Finalmente, a decisão de juiz da 12ª vara federal de Belo Horizonte, que
homologou parcialmente o acordo alterando exatamente a melhor parte do acordo e,
assim, tornando-o pior, revela que se certas instituições tais como MP e DP precisam
ainda avançar na construção do entendimento do que seja participação, para outra, tal
como, o Judiciário, ainda falta uma compreensão mais fundamental da própria
relevância da participação na construção da justiça e de como esse princípio é
valorizado na nossa própria Constituição. Isso porque o juiz estabeleceu com sua
decisão que os atores por excelência da participação, nominalmente citados por ele:
movimentos sociais, ONGs, entidades religiosas, ideológicas ou partidárias, devem ser
excluídos do processo de oferta de apoio aos atingidos na forma prevista das assessorias
técnicas. Ou seja, vedando a participação nas formas de auto-organização e associação
dos atingidos o juiz demonstra desconhecer completamente que é justamente a esse tipo
de organização que cabe historicamente construção da participação.

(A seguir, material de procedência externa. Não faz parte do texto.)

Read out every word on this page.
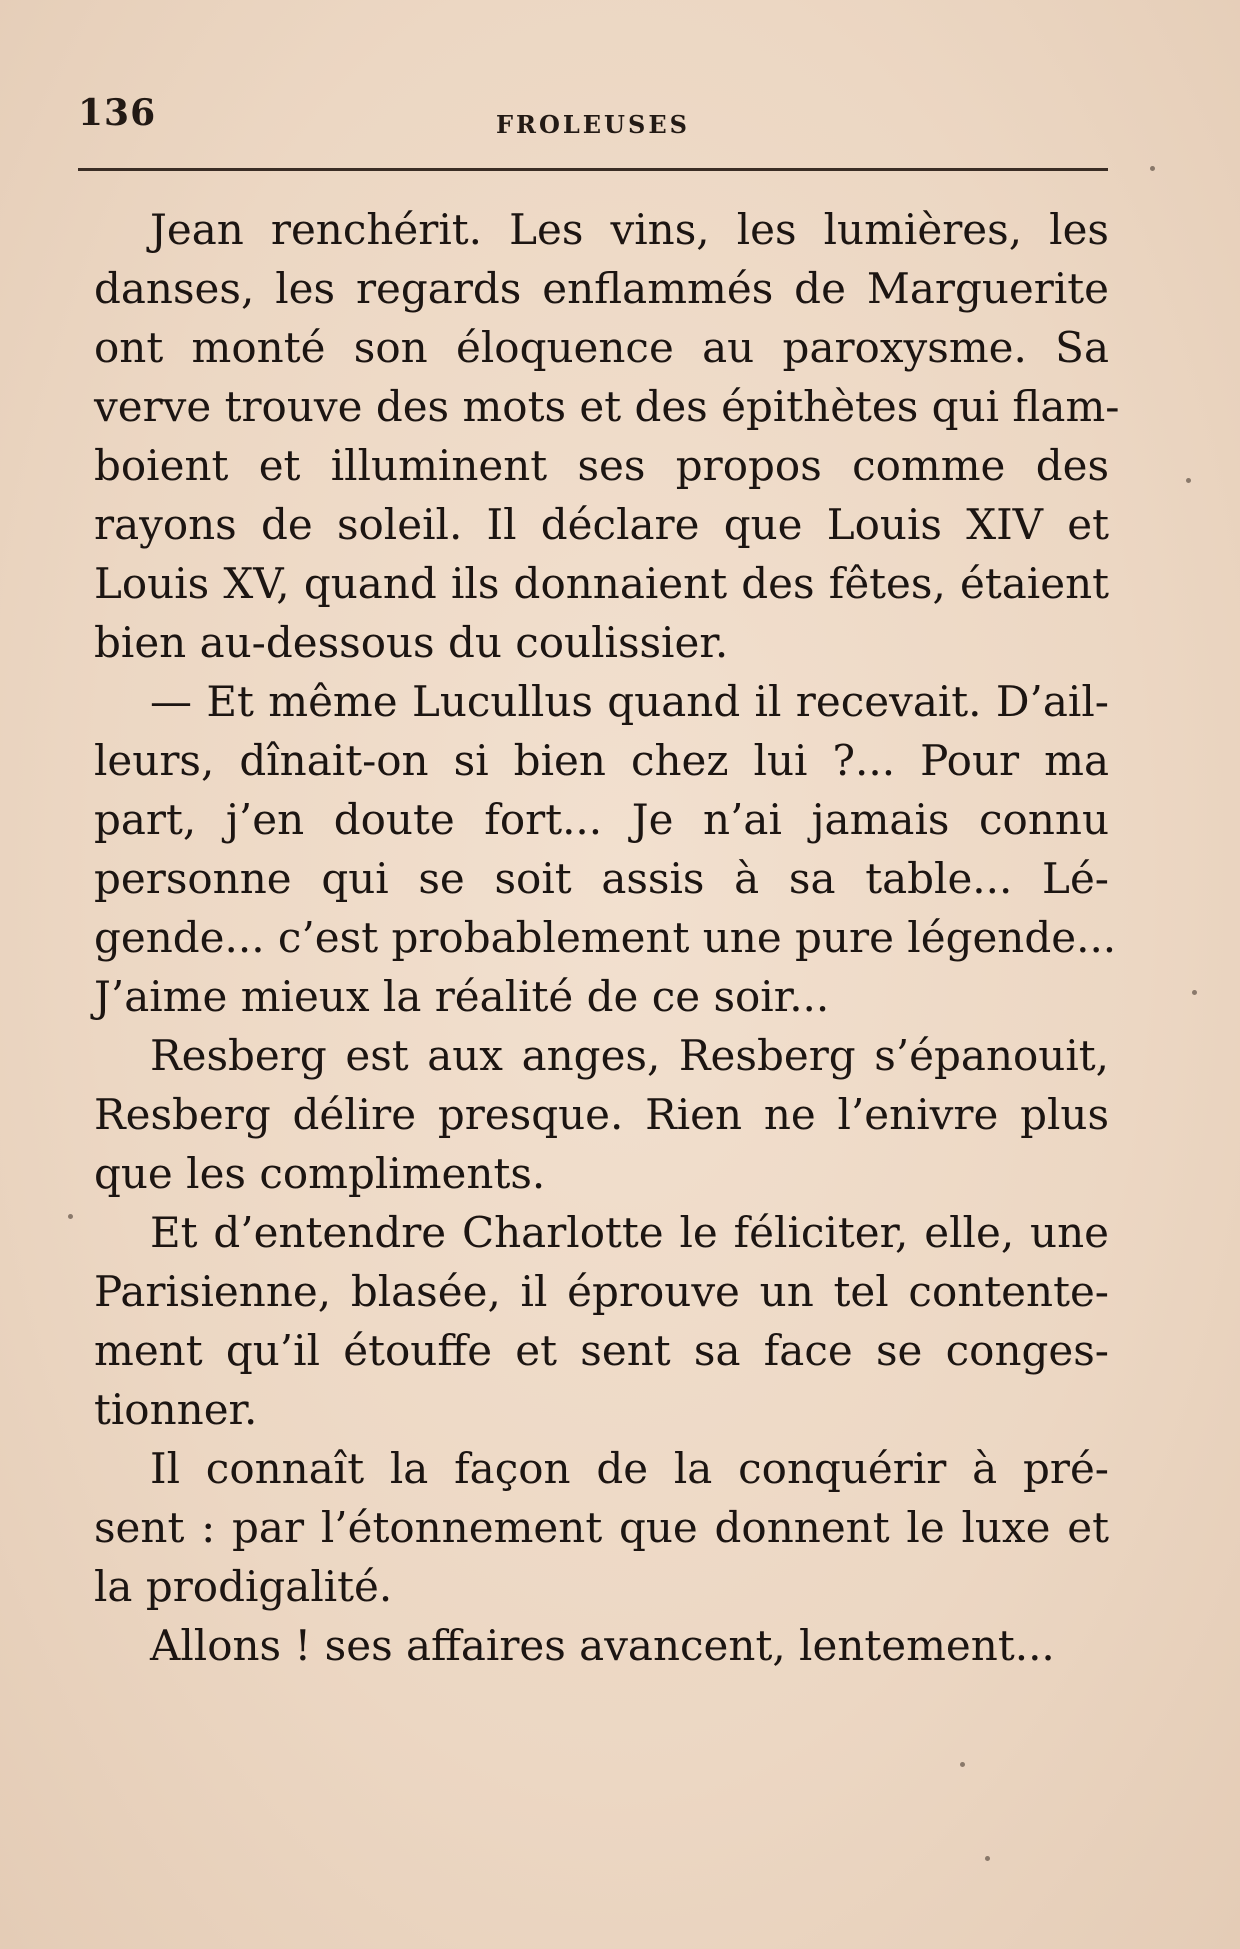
136	FROLEUSES

Jean renchérit. Les vins, les lumières, les
danses, les regards enflammés de Marguerite
ont monté son éloquence au paroxysme. Sa
verve trouve des mots et des épithètes qui flam-
boient et illuminent ses propos comme des
rayons de soleil. Il déclare que Louis XIV et
Louis XV, quand ils donnaient des fêtes, étaient
bien au-dessous du coulissier.

— Et même Lucullus quand il recevait. D’ail-
leurs, dînait-on si bien chez lui ?... Pour ma
part, j’en doute fort... Je n’ai jamais connu
personne qui se soit assis à sa table... Lé-
gende... c’est probablement une pure légende...
J’aime mieux la réalité de ce soir...

Resberg est aux anges, Resberg s’épanouit,
Resberg délire presque. Rien ne l’enivre plus
que les compliments.

Et d’entendre Charlotte le féliciter, elle, une
Parisienne, blasée, il éprouve un tel contente-
ment qu’il étouffe et sent sa face se conges-
tionner.

Il connaît la façon de la conquérir à pré-
sent : par l’étonnement que donnent le luxe et
la prodigalité.

Allons ! ses affaires avancent, lentement...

Nesse sentido, o
juiz esquece que a nossa Constituição garante a participação da sociedade civil na
defesa dos direitos difusos e coletivos, abrindo a possibilidade para que associações
civis possam ingressar com Ações Civis Públicas e coparticipar junto com MP e DP nas
providências cabíveis para a defesa desses direitos. O juiz manifesta, assim,
desconhecer que essas associações civis valorizadas constitucionalmente nada mais são
do que a formalização institucional dos movimentos sociais, ONGs e a forma que o
ordenamento jurídico estabelece para que nós possamos expressar livremente nossas
preferências ideológicas.
Ao proferir uma decisão que exclui esses atores do processo das assessorias
técnicas aos atingidos, o juiz manifesta parcialidade, pois apresenta preconceito com as
formas associativas dos próprios atingidos, buscando explicitamente interferir no único
ponto do acordo que respondia às demandas das mobilizações desses. Isso é evidente no
seguinte trecho da decisão: “fica expressamente vedada ao FUNDO BRASIL DE
DIREITOS HUMANOS4 – em qualquer hipótese – a contratação de assessorias
técnicas, cujas entidades/equipes/profissionais/indivíduos tenham qualquer vínculo de
subordinação com movimentos sociais ou ONGs atuantes na área do Desastre de
Mariana;” (página 9 da decisão).
Embora o texto da decisão afirme o contrário, a participação é, assim,
incorporada de maneira meramente retórica. Ao fazer isso o juiz entra para a história do
maior desastre ambiental do Brasil como alguém suscetível à pressão das empresas e
que pouco conhece da participação e sequer valoriza sua relevância, seus mecanismos e
seus atores conforme determina a nossa Constituição.

4
Entidade responsável por viabilizar as assessorias técnicas.